Homélie du 26 septembre 2021

Ecartez de son coeur les occasions de chute: Mc, 9,38-48

Cet évangile apparait d’une brutalité peu commune, complètement contraire à la tradition de miséricorde qui irrigue tout l’évangile et la vie de Jésus lui-même, et qui fait partie de l’enseignement des papes récents, de Jean-Paul II au pape François. On a l’impression d’un extrémisme qu’on verrait plutôt chez les plus pharisien des pharisiens. On est dans le fondamentalisme et la raideur, qui ne sont pas soutenables.
Même si ce que nous regardons peut provoquer en nous beaucoup de jalousie et d’envie, ce n’est pas pour cela que nous allons arracher notre oeil.

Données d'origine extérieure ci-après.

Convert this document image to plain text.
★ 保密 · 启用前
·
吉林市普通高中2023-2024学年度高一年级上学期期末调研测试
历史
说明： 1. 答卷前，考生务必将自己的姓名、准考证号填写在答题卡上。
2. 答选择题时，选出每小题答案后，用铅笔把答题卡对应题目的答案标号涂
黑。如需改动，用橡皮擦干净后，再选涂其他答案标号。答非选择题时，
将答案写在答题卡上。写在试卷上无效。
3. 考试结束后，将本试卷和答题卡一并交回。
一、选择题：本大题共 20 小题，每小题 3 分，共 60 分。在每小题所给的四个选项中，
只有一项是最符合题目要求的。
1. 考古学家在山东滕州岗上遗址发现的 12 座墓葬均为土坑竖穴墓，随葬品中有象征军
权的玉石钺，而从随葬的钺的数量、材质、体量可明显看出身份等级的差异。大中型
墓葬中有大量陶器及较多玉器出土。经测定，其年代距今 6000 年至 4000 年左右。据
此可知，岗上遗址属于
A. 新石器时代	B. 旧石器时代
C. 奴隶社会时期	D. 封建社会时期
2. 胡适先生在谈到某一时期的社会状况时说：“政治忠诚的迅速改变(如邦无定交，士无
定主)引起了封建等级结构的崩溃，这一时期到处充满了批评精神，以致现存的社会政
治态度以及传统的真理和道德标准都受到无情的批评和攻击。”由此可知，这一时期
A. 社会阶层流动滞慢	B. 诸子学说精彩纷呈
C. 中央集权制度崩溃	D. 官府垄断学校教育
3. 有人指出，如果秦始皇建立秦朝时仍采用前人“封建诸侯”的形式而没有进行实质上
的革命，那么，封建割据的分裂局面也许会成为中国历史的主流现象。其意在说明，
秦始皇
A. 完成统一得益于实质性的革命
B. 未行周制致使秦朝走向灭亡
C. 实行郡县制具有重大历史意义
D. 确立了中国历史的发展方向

Même si les auteurs de pédophilie doivent être sanctionnés, il n’est pas question de leur mettre la corde au cou et de les jeter à la mer.

Alors, qu’est-ce que nous faisons de ce texte gênant ?
Il faut lire tout cela au niveau de nos motivations profondes, de nos désirs véritables, de nos pratiques et de notre regard. Qu’est-ce qui se passe dans notre coeur ?
Nous pouvons être tentés d’arranger un peu la loi pour profiter d’une occasion, un permis de construire bricolé, un passe-droit, un petit mensonge au fisc, un gros mensonge à sa famille pour garantir la considération de tous. Nous sommes jaloux du voisin, de sa maison, de son style de vie, peut-être de son intelligence et de sa réussite. Devant les appels du pape et de l’Eglise à prendre soin des migrants et des réfugiés comme aujourd’hui, nous laissons naitre en nous des réactions de méfiance, de rejet.
Tous ces sentiments qui sont en nous, dès qu’ils naissent dans notre coeur, il faut les éliminer au plus vite, ne pas les laisser prospérer, ne pas laisser la tentation s’installer.
Dans le milieu professionnel, on peut se demander quels moyens on prend pour poursuivre sa carrière. Tricher, écraser le voisin, le mettre sciemment de côté ou le détruire par des rumeurs, enfin tous les moyens que vous imaginez pour l’écarter. Voilà encore des idées à éliminer tout de suite.
Coupe ta main qui cherche à détruire un concurrent. Enlève ton oeil qui te donne un regard de jalousie. Coupe ton pied par lequel tu essaies de barrer la route à un collègue. Traduisons ces demandes en disant : enlève dès sa racine en toi ce sentiment qui pourrit ta vie spirituelle et humaine.
L’enjeu de tout cela c’est notre fidélité aux valeurs du Royaume, notre volonté de vivre ce Royaume dès ici-bas. Nous avons des choix à faire.
C’est loin d’être simple.

Cela demande deux choses : d’abord de connaître clairement le fond de nos motivations. Nous devons faire sur nous-mêmes un travail de clarification. Il n’y a rien de mieux que le brouillard pour se tromper de route. Le malin adore nous mettre dans la confusion pour que nous prenions de mauvaises décisions. Il y a donc un travail de clarté à faire dans nos intentions, dans nos motivations, dans ce que nous disons et faisons.
La deuxième chose, c’est de prendre une décision. Je peux laisser trainer sans fin une situation illégale, immorale et mortifère pour moi ou pour d’autres. Je peux me complaire dans des critiques ou dans des attitudes négatives vis-à-vis de l’Eglise. L’invitation du Christ est claire : il faut trancher dans ces velléités et tout de suite. Toute hésitation est l’oeuvre du malin.
Le Christ vient ainsi faire éclater toutes les petites constructions que nous inventons. Loin des langues de bois, il le fait de manière très nette, presque radicale. Entendons cette volonté de nous ouvrir les yeux sur nos manières d’agir et de vivre.